Anonymous, University of Central Florida
Dearest Roomie, thank you ever so much for putting up pictures comparing me to a pig in our dorm hallways to "motivate me to lose weight." Your thoughtfulness inspired me to tell your boyfriend about all of the drunken hook ups you had while he was out working night shifts so you could two live together next year. I only did it to motivate you to be a better girlfriend and not a drunk whore. Oh, and it looks like your boyfriend doesn't mind bigger girls, seeing as we had sex in your bed for a week before he dumped your ass. Can't wait to room with you again next term!
Amanda H, Carleton U
The guy in the room next door was an absolute ass. He acts as though that he is God's gift to women. The problem is, he has loud sex every weekend. Not just loud. He teaches us every weekend that there are always new ways to tell the world about your orgasm, and acts nonchalant about it when we confront him. The thing is, he takes great pleasure in his BMW, and lets us all know how it looks like. One day, my roommate and I had enough. They were going at it like some sex-starved dinosaurs with a speech problem. I was one of the top few in Engineering and Physics and my roommate was the resident car geek. We made a spring-loaded gun and shot ball bearings up his BMW's exhaust. Serves you right for being a prick. Thank goodness you're leaving.

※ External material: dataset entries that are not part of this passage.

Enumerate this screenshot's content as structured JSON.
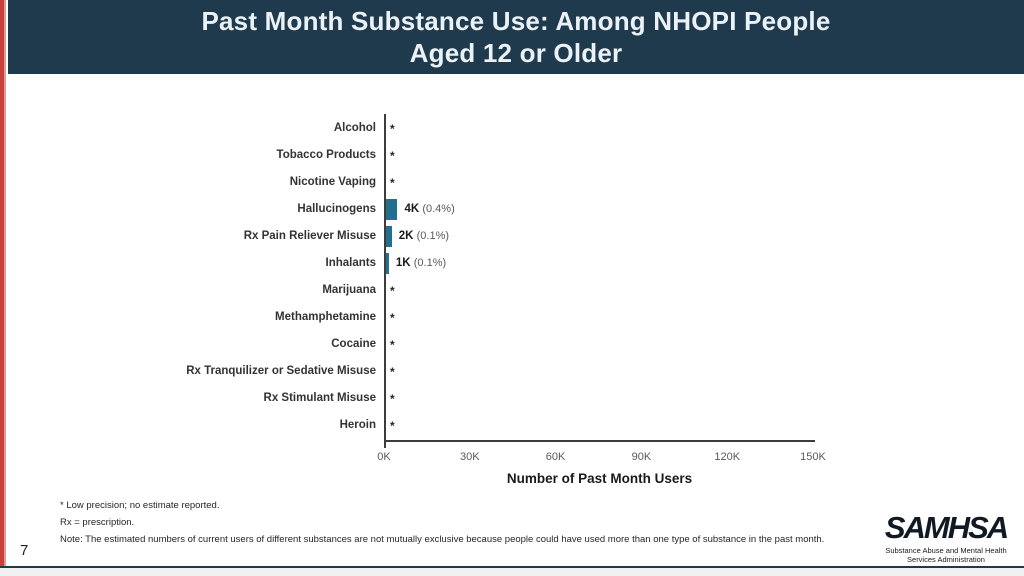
{
  "header": {
    "title_line1": "Past Month Substance Use: Among NHOPI People",
    "title_line2": "Aged 12 or Older"
  },
  "chart_data": {
    "type": "bar",
    "orientation": "horizontal",
    "title": "Past Month Substance Use: Among NHOPI People Aged 12 or Older",
    "categories": [
      "Alcohol",
      "Tobacco Products",
      "Nicotine Vaping",
      "Hallucinogens",
      "Rx Pain Reliever Misuse",
      "Inhalants",
      "Marijuana",
      "Methamphetamine",
      "Cocaine",
      "Rx Tranquilizer or Sedative Misuse",
      "Rx Stimulant Misuse",
      "Heroin"
    ],
    "values_thousands": [
      null,
      null,
      null,
      4,
      2,
      1,
      null,
      null,
      null,
      null,
      null,
      null
    ],
    "value_labels": [
      "*",
      "*",
      "*",
      "4K",
      "2K",
      "1K",
      "*",
      "*",
      "*",
      "*",
      "*",
      "*"
    ],
    "pct_labels": [
      "",
      "",
      "",
      "(0.4%)",
      "(0.1%)",
      "(0.1%)",
      "",
      "",
      "",
      "",
      "",
      ""
    ],
    "xlabel": "Number of Past Month Users",
    "x_ticks": [
      "0K",
      "30K",
      "60K",
      "90K",
      "120K",
      "150K"
    ],
    "xlim_thousands": [
      0,
      150
    ],
    "grid": false,
    "legend": false,
    "bar_color": "#21708E"
  },
  "footnotes": {
    "low_precision": "* Low precision; no estimate reported.",
    "rx": "Rx = prescription.",
    "note": "Note: The estimated numbers of current users of different substances are not mutually exclusive because people could have used more than one type of substance in the past month."
  },
  "page": {
    "number": "7"
  },
  "logo": {
    "name": "SAMHSA",
    "tagline_line1": "Substance Abuse and Mental Health",
    "tagline_line2": "Services Administration"
  },
  "colors": {
    "header_bg": "#1F3A4D",
    "header_text": "#EAF2F7",
    "accent_stripe": "#C8423B",
    "bar": "#21708E",
    "axis_line": "#3D3D3D",
    "category_label": "#333333",
    "tick_label": "#595959",
    "pct_label": "#595959",
    "footnote_text": "#262626"
  }
}
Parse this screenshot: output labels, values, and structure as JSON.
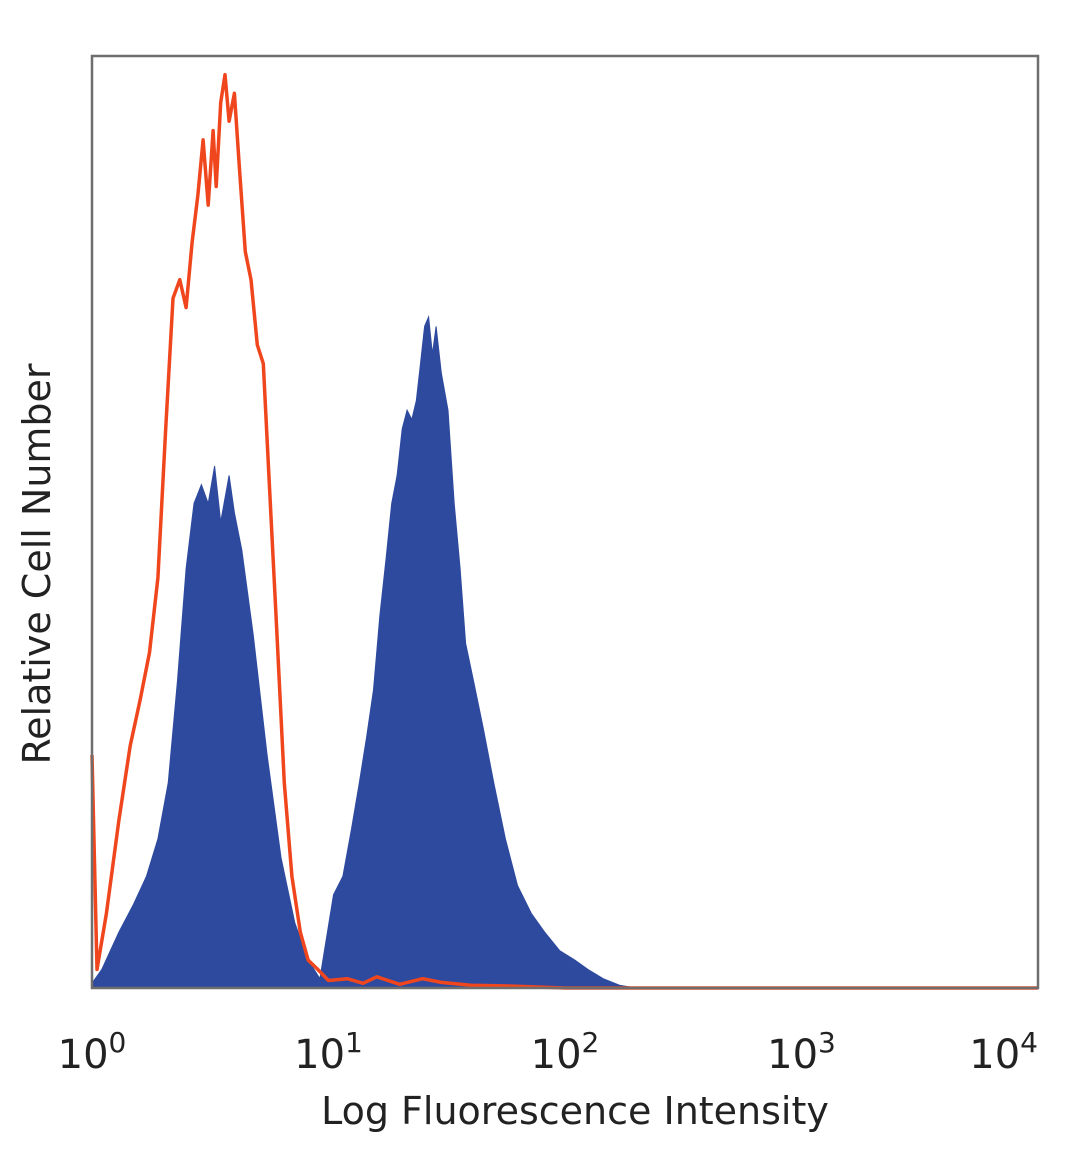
{
  "chart_data": {
    "type": "area",
    "title": "",
    "xlabel": "Log Fluorescence Intensity",
    "ylabel": "Relative Cell Number",
    "x_scale": "log",
    "xlim": [
      1,
      10000
    ],
    "ylim": [
      0,
      1
    ],
    "grid": false,
    "legend": "none",
    "x_ticks": [
      {
        "base": "10",
        "exp": "0",
        "value": 1
      },
      {
        "base": "10",
        "exp": "1",
        "value": 10
      },
      {
        "base": "10",
        "exp": "2",
        "value": 100
      },
      {
        "base": "10",
        "exp": "3",
        "value": 1000
      },
      {
        "base": "10",
        "exp": "4",
        "value": 10000
      }
    ],
    "series": [
      {
        "style": "filled",
        "color": "#2e4a9e",
        "points": [
          [
            1.0,
            0.005
          ],
          [
            1.1,
            0.02
          ],
          [
            1.3,
            0.06
          ],
          [
            1.5,
            0.09
          ],
          [
            1.7,
            0.12
          ],
          [
            1.9,
            0.16
          ],
          [
            2.1,
            0.22
          ],
          [
            2.3,
            0.33
          ],
          [
            2.5,
            0.45
          ],
          [
            2.7,
            0.52
          ],
          [
            2.9,
            0.54
          ],
          [
            3.1,
            0.52
          ],
          [
            3.3,
            0.56
          ],
          [
            3.5,
            0.5
          ],
          [
            3.8,
            0.55
          ],
          [
            4.0,
            0.51
          ],
          [
            4.3,
            0.47
          ],
          [
            4.8,
            0.38
          ],
          [
            5.5,
            0.25
          ],
          [
            6.3,
            0.14
          ],
          [
            7.2,
            0.07
          ],
          [
            8.2,
            0.03
          ],
          [
            9.2,
            0.01
          ],
          [
            10.5,
            0.1
          ],
          [
            11.5,
            0.12
          ],
          [
            12.5,
            0.17
          ],
          [
            13.5,
            0.22
          ],
          [
            14.5,
            0.27
          ],
          [
            15.5,
            0.32
          ],
          [
            16.5,
            0.4
          ],
          [
            17.5,
            0.46
          ],
          [
            18.5,
            0.52
          ],
          [
            19.5,
            0.55
          ],
          [
            20.5,
            0.6
          ],
          [
            21.5,
            0.62
          ],
          [
            22.5,
            0.61
          ],
          [
            23.5,
            0.63
          ],
          [
            24.5,
            0.67
          ],
          [
            25.5,
            0.71
          ],
          [
            26.5,
            0.72
          ],
          [
            27.5,
            0.68
          ],
          [
            28.5,
            0.71
          ],
          [
            30.0,
            0.66
          ],
          [
            32.0,
            0.62
          ],
          [
            34.0,
            0.52
          ],
          [
            36.0,
            0.45
          ],
          [
            38.0,
            0.37
          ],
          [
            41.0,
            0.33
          ],
          [
            45.0,
            0.28
          ],
          [
            50.0,
            0.22
          ],
          [
            56.0,
            0.16
          ],
          [
            63.0,
            0.11
          ],
          [
            72.0,
            0.08
          ],
          [
            82.0,
            0.06
          ],
          [
            95.0,
            0.04
          ],
          [
            110.0,
            0.03
          ],
          [
            125.0,
            0.02
          ],
          [
            145.0,
            0.01
          ],
          [
            170.0,
            0.003
          ],
          [
            200.0,
            0.0
          ]
        ]
      },
      {
        "style": "line",
        "color": "#f0461e",
        "points": [
          [
            1.0,
            0.25
          ],
          [
            1.05,
            0.02
          ],
          [
            1.15,
            0.08
          ],
          [
            1.3,
            0.18
          ],
          [
            1.45,
            0.26
          ],
          [
            1.6,
            0.31
          ],
          [
            1.75,
            0.36
          ],
          [
            1.9,
            0.44
          ],
          [
            2.05,
            0.6
          ],
          [
            2.2,
            0.74
          ],
          [
            2.35,
            0.76
          ],
          [
            2.5,
            0.73
          ],
          [
            2.65,
            0.8
          ],
          [
            2.8,
            0.85
          ],
          [
            2.95,
            0.91
          ],
          [
            3.1,
            0.84
          ],
          [
            3.25,
            0.92
          ],
          [
            3.35,
            0.86
          ],
          [
            3.5,
            0.95
          ],
          [
            3.65,
            0.98
          ],
          [
            3.8,
            0.93
          ],
          [
            4.0,
            0.96
          ],
          [
            4.2,
            0.88
          ],
          [
            4.45,
            0.79
          ],
          [
            4.7,
            0.76
          ],
          [
            5.0,
            0.69
          ],
          [
            5.3,
            0.67
          ],
          [
            5.6,
            0.55
          ],
          [
            6.0,
            0.4
          ],
          [
            6.5,
            0.22
          ],
          [
            7.0,
            0.12
          ],
          [
            7.6,
            0.06
          ],
          [
            8.2,
            0.03
          ],
          [
            9.0,
            0.02
          ],
          [
            10.0,
            0.008
          ],
          [
            12.0,
            0.01
          ],
          [
            14.0,
            0.005
          ],
          [
            16.0,
            0.012
          ],
          [
            20.0,
            0.004
          ],
          [
            25.0,
            0.01
          ],
          [
            30.0,
            0.006
          ],
          [
            40.0,
            0.003
          ],
          [
            60.0,
            0.002
          ],
          [
            100.0,
            0.0
          ],
          [
            1000.0,
            0.0
          ],
          [
            10000.0,
            0.0
          ]
        ]
      }
    ]
  }
}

Anonymous, School Not Given
Remember that time you kicked me out of our dorm at 8:00 AM wearing nothing but a towel because you felt you needed some alone time to recover from your hangover a few nights ago? Well, I remember. I also took the liberty to remember how many girls you fucked in a week, and where you hid your condoms. Under MY sheets. So, I decided I'd go ahead and sprinkle the inside of your condoms with Cayenne pepper. Enjoy that "burning sensation" you always gloated to me about.
Josh H, University of Texas, Austin
Hey ex-roomie, remember how you were such an uptight asshole and you judged me for being 'sexually promiscuous' when I had only slept with 3 guys my entire life? Well, when you were working evenings at the restaurant I used to go into your room and masturbate on your bed. When I was finished, I rubbed my hands all over your pillows. I also let Corey sit naked in our big yellow chair. Ha!
Jenna L, Algonquin College, Ottawa, ON, Canada
My friends got an apartment off campus with this girl, who they'd known for a bit, and since they were dating and it was a three bedroom I eventually moved in. A few times rent was due the girl was short, and since I had a good job I'd pitch in, after about the third month we got this notice saying we never paid, we gave her the money to pay, well one day my friend opened the closet and found her sleeping in the closet. We didn't say anything but we followed her and the fat fuck was getting double cheeseburgers at McDonald's and NOT going to work with our money, so one night she was borrowing her pals car and we called the cops and reported it stolen we decided to throw a party moments after and broke into your room, and let everyone "take whatever." I hope explaining to the cops that you WERE allowed to borrow the car, and come home to all your stuff gone, was worth all those double cheeseburgers. P.S. I had sex in your bed with the guy you liked because you wouldn't let me have sex in the apartment normally.
Samantha P., School Not Given
Yo roomie, that was me that pissed on you while you were sleeping. Sorry, I was drunk and it seemed like it would be funny. It was.